Harry Styles has reflected on the death of his One Direction bandmate Liam Payne in a new interview with Zane Lowe.
“It’s so difficult to lose a friend,” Styles said. “It’s difficult to lose any friend, but it’s so difficult to lose a friend who is so like you in so many ways.”
Styles was talking with Lowe as part of an Apple Music interview to promote his new album Kiss All The Time. Disco, Occasionally, which is released this week. Payne died in October 2024 after falling from a third-floor balcony in Buenos Aires, Argentina.
“I think there was a period when he passed away where I really struggled with acknowledging how strange it is to have people own part of your grief in a way,” said Styles.
“I have such strong feelings around my friend passing away. And then suddenly being aware of a desire from other people of you to convey that in some way, or it means you’re not feeling what you’re feeling, you know?”
As a member of the chart-dominating boyband One Direction, Payne was part of a five-piece that sold 70m records and sold out stadiums worldwide. After the group disbanded, his solo music leaned towards R&B and he notched a Top 10 hit in the UK and US with the single Strip That Down.
“I saw someone with the kindest heart who just wanted to be great,” Styles said of Payne.
Styles continued that his former bandmate’s death was “a really important moment for me in terms of taking a look at my life and being able to say to myself, ‘OK, what do I want to do with my life? How do I want to live my life?’ And I think the greatest way you can honor your friends who pass away is by living your life to the fullest. Like, super special person and really sad.”
After Payne’s death, One Direction band members remembered him as a positive presence with a cheeky sense of humour. “Liam had an energy for life and a passion for work that was infectious,” said Niall Horan. “He was the brightest in every room and always made everyone feel happy and secure.”

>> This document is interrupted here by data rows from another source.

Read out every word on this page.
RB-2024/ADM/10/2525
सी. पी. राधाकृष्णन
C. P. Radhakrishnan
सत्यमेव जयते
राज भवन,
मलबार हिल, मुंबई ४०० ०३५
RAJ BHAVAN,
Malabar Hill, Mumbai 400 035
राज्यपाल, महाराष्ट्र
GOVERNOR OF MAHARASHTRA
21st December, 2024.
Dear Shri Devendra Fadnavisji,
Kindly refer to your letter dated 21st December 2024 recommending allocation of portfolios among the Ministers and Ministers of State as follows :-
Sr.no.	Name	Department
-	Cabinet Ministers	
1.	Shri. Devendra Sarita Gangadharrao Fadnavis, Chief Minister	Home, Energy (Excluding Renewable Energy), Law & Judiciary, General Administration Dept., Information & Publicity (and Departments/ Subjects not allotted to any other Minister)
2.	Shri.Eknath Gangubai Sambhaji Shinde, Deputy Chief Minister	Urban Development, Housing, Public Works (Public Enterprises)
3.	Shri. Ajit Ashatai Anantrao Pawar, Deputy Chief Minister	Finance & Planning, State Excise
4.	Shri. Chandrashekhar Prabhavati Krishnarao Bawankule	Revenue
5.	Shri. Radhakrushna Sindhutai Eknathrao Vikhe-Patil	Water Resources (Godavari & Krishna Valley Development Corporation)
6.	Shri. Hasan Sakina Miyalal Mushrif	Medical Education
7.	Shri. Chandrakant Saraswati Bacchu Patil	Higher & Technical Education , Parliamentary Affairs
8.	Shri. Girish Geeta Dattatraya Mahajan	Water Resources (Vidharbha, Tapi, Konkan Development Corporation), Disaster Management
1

“It was really, really, impossibly difficult for me to deal with losing Liam,” Louis Tomlinson said last year. He added of his fellow One Direction members: “None of us would have admitted it at the time, because you have a lot of pride as a young lad, but we all looked up to him.”
This year, Styles will take his new album on the road with live dates including a record-breaking 30 nights at New York’s Madison Square Garden. On Friday, he will perform Kiss All The Time. Disco, Occasionally in full at Manchester’s Co-Op Live arena, with the performance streaming on Netflix this Sunday.
In a review, the Guardian’s Alexis Petridis described Kiss All The Time. Disco, Occasionally as “music made in the small hours, with the curtains drawn against the dawn”, adding that the new album is “devoid of unequivocal pop bangers along the lines of As It Was or Watermelon Sugar”.